Though the turf war does not play out on the ground, where, by all accounts, the interaction between emergency responders is good, it has caused some animosity behind the scenes. Dispatch times are a major sticking point for firefighters: in life-threatening situations, they say they are sometimes alerted after EMS, despite the fact that they can often arrive faster. EMS, meanwhile, says that fire is alerted the moment it is determined that lives are at risk. (The process varies, but generally a 911 call is answered by an attendant in a central location, who transfers it to fire, police or ambulance. In life-threatening situations, such as a heart attack, the ambulance dispatch forwards the call to police and fire. Likewise, in the case of a burning building, fire summons police and ambulance.)

Still, in pleading their case for a more formal medical role, firefighters often cite Winnipeg as an example of their services being maximized. There, after a decade-long attempt to amalgamate EMS and fire, the services reached an agreement in 2007. Though two separate streams, they are headed by a single chief, and dispatch is coordinated from one centre. Significantly, there is a cross-trained firefighter-paramedic on every pump truck: if firefighters find that EMS is not needed, they can tell ambulances, which are often in short supply, to turn back.

The new arrangement seems to be working. Last year, the fire trucks handled some 10,000 medical calls on their own. But the partnership didn’t come easy. The attempted merger saw relations between the firefighters and paramedics degrade to the point where, by the time a deal was reached, three unions had become embroiled in formal labour disputes with the city. According to Fire and Paramedic Chief Jim Brennan, the difficulty came from trying to homogenize two distinct workplace cultures, with different seniority structures, uniforms and senses of identity. Brennan, who in the 1960s worked for Frank Pantridge, the Belfast cardiologist who pioneered paramedicine, says he has a unique understanding of changing something as simple as a rank insignia: “When you do that, someone appears to have lost, and that causes conflict.”
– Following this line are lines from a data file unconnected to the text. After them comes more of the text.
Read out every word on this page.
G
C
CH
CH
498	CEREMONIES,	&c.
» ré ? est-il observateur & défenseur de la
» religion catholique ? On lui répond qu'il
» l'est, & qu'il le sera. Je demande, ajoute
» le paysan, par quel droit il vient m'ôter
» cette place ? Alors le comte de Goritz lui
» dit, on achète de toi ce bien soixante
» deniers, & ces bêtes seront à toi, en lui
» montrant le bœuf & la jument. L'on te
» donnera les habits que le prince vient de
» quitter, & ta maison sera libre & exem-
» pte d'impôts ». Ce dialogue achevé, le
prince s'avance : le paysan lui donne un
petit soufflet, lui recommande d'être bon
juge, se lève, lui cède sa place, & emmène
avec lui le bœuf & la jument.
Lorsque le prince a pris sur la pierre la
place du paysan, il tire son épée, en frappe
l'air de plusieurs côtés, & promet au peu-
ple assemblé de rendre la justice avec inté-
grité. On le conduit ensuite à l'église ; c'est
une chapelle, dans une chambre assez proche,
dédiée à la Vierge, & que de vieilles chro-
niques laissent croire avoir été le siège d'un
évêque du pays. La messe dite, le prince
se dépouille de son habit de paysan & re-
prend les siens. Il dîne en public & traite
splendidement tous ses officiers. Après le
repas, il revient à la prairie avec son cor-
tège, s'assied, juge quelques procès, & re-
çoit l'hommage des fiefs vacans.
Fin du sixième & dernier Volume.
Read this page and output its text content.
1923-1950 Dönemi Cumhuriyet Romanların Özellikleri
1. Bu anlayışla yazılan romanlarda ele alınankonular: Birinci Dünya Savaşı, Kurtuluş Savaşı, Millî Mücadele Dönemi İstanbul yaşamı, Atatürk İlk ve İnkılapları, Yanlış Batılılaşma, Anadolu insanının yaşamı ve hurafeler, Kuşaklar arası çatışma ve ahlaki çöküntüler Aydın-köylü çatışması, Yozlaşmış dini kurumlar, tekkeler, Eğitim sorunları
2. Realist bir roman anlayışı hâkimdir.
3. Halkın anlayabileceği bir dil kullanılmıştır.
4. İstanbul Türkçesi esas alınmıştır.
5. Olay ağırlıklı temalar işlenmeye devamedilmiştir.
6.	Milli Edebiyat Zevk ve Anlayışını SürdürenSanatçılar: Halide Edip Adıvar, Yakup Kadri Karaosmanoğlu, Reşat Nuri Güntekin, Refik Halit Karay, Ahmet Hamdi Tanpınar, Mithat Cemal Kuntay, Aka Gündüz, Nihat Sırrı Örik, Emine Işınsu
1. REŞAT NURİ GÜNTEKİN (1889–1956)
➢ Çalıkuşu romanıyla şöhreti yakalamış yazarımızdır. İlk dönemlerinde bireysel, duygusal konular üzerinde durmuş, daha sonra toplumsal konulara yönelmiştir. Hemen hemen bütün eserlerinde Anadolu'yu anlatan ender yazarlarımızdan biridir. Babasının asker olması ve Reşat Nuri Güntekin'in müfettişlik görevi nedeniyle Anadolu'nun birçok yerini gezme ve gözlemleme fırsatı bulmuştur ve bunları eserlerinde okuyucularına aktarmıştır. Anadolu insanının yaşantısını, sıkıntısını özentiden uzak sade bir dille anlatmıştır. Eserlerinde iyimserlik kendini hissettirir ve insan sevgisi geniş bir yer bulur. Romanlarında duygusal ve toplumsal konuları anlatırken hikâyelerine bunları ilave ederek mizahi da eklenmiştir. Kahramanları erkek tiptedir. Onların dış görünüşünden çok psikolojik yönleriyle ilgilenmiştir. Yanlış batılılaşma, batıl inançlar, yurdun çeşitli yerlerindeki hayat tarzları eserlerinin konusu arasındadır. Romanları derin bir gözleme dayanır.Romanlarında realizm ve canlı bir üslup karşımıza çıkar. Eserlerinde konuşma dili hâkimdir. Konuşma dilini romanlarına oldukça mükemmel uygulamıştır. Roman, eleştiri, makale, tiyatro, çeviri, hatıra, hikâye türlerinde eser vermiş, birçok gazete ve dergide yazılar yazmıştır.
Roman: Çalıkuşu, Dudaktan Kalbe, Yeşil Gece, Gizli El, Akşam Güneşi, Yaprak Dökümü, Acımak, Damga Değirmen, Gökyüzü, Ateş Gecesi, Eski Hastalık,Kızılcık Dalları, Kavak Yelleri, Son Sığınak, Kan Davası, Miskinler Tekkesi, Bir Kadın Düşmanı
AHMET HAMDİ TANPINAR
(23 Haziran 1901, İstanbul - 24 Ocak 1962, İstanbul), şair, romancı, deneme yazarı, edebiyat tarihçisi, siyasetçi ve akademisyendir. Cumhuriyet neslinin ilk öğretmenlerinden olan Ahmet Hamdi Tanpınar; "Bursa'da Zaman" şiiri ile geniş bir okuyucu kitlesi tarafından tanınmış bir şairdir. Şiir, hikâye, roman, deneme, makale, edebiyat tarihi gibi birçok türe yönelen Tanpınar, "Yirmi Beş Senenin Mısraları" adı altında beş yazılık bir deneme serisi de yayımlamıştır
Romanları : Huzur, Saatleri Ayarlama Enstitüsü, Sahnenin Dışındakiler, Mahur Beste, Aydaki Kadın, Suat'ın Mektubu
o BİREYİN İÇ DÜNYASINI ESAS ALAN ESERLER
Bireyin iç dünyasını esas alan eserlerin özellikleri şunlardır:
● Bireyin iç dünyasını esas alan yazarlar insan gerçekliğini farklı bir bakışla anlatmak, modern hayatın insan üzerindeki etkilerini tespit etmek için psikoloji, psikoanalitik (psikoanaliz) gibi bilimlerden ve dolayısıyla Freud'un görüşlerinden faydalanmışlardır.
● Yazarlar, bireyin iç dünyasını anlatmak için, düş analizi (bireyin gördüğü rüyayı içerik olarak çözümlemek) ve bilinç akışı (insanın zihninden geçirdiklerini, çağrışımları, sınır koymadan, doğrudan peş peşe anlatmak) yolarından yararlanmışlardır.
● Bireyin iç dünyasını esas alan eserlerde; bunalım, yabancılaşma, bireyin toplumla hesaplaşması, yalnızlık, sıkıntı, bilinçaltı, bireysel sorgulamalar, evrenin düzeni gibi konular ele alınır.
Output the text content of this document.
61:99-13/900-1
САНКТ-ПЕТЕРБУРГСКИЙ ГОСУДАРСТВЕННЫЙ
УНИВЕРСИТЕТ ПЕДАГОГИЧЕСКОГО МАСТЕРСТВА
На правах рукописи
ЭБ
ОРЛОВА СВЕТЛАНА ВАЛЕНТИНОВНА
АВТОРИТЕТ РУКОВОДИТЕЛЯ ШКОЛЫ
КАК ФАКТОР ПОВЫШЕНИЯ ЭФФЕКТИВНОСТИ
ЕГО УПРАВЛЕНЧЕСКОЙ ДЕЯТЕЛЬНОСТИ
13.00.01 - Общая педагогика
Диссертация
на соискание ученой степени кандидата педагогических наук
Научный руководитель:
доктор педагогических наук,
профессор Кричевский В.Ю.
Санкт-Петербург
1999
But even informally, the cultural divide between fighting fires and tending to the sick runs deep. Of the 37 firefighters Braedley interviewed, “all but four expressed sentiments ranging from discomfort to outright rejection of their work in the health care provision,” which, she says, has “shaken the hyper-masculine core of fire services and firefighting culture.” As a firefighter in her study explains: “The things they’re asking us to do are so far outside the realm of what we anticipated, that you almost feel like ‘I’m losing some of what I was really meant to be.’ ”

But regardless of any apprehension they may have, firefighters understand that, for better or worse, their role evolves according to the public need. This need, it seems, is the reason Toronto firefighters continue to bound up Maisie’s stairs. As one member told Braedley, “Some people would say she’s a nuisance, but she needs help. There is no one else. So we do it.”